8) 2018: Red Sox over Dodgers, 4-1
MVP:
Steve Pearce, 1B/OF
If you’re ranking Red Sox titles over the last 15 years, it’s probably:

1) 2004
2) 2013
3) 2018
4) 2007

All great! But two not quite as inspiring as the other two. This one might have been the best of all those teams, though, with 108 regular-season wins and then a total blitzing of the competition in the postseason, including the first October matchup with the Yankees since that 2004 season. It is very possible this 2018 Red Sox team was the best team we saw all decade. And yet, for all of their stars, it was journeyman Pearce -- who homered three times in the series -- taking home MVP honors.

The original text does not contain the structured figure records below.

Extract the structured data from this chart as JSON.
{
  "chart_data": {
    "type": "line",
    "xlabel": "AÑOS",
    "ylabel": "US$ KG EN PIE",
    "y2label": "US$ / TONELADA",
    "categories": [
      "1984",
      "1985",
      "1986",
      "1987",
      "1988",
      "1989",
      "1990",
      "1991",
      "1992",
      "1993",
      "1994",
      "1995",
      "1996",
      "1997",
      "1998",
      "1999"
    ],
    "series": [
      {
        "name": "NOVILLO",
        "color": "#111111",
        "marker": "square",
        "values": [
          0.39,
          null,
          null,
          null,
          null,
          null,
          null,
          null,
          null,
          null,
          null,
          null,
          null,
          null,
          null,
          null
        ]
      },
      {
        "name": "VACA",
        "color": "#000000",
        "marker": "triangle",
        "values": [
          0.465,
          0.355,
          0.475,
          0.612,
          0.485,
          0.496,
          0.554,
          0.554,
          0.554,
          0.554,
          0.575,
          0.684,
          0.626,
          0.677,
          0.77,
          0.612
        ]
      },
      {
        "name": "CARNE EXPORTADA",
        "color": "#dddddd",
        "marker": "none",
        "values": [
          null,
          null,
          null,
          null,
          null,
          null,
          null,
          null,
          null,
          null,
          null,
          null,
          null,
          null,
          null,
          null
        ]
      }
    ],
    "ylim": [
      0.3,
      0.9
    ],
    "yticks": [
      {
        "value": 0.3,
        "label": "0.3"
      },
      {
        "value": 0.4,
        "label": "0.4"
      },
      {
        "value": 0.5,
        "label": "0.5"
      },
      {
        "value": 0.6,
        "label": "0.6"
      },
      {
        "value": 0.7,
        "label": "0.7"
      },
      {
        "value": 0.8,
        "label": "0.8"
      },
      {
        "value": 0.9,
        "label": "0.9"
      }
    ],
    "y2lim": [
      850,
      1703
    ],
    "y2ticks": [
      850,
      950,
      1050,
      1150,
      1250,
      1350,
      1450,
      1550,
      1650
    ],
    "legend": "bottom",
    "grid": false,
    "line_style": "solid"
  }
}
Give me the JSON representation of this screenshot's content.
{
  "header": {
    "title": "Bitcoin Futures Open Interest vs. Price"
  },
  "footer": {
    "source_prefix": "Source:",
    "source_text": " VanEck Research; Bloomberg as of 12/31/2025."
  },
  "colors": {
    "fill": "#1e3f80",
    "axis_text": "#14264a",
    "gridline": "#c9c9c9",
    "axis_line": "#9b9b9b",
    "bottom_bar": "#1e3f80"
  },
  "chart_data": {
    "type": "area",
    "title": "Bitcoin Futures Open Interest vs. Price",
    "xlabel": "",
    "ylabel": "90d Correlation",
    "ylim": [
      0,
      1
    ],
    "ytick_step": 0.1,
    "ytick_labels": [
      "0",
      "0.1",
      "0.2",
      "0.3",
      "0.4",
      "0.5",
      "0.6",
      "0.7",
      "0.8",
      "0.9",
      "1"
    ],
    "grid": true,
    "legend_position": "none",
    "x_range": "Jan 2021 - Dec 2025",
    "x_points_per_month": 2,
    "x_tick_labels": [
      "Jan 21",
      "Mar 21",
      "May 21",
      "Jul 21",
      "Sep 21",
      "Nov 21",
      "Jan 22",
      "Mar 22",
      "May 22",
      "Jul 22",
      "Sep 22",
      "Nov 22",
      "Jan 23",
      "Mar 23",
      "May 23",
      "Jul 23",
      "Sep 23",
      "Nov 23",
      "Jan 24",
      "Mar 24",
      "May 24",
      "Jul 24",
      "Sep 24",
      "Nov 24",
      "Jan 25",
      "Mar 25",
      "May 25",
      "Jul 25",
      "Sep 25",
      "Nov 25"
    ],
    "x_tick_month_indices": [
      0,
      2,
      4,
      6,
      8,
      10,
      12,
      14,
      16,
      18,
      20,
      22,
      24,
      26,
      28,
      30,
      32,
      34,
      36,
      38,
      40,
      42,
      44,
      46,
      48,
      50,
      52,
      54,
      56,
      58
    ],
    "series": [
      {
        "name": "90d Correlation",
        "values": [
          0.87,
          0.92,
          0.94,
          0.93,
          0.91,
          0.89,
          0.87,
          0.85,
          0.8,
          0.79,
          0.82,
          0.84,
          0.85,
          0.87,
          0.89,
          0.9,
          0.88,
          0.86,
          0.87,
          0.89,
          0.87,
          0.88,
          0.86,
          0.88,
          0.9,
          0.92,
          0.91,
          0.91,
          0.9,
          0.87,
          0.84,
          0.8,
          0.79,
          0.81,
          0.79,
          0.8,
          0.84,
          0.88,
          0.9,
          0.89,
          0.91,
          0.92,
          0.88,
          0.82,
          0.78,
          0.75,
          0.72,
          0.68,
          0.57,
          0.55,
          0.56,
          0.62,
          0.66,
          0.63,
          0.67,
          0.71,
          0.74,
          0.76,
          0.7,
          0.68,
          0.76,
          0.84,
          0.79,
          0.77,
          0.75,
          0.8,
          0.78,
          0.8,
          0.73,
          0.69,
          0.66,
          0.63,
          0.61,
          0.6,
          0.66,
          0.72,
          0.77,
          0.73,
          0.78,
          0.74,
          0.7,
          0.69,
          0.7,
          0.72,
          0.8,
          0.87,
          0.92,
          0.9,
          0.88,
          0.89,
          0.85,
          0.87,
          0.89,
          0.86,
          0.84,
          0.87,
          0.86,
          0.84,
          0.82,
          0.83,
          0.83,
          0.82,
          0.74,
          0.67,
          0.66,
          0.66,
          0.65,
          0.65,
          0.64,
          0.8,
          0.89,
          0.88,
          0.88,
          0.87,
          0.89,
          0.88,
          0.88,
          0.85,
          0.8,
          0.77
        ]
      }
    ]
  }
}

9) 2012: Giants over Tigers, 4-0
MVP:
Pablo Sandoval, 3B
This could have been a culmination season for Miguel Cabrera who, lest you forget, won the Triple Crown this season. And things were set up perfectly for Detroit with Justin Verlander lined up against an aging Zito in Game 1. Alas, the Tigers never put up much of a fight in this series, losing the first game 8-3 as Pablo Sandoval (Pablo Sandoval!) joined Babe Ruth, Reggie Jackson, and Albert Pujols as the only players to homer three times in a World Series game, including two off of Verlander. The Tigers never once held the lead all series, and were shut out in Games 3 and 4. At least Game 4 went into extra innings, with Marco Scutaro hitting a go-ahead single and Sergio Romo closing it out. This was the only sweep this entire decade (so far at least): The 2000s had three, and the 1990s three as well.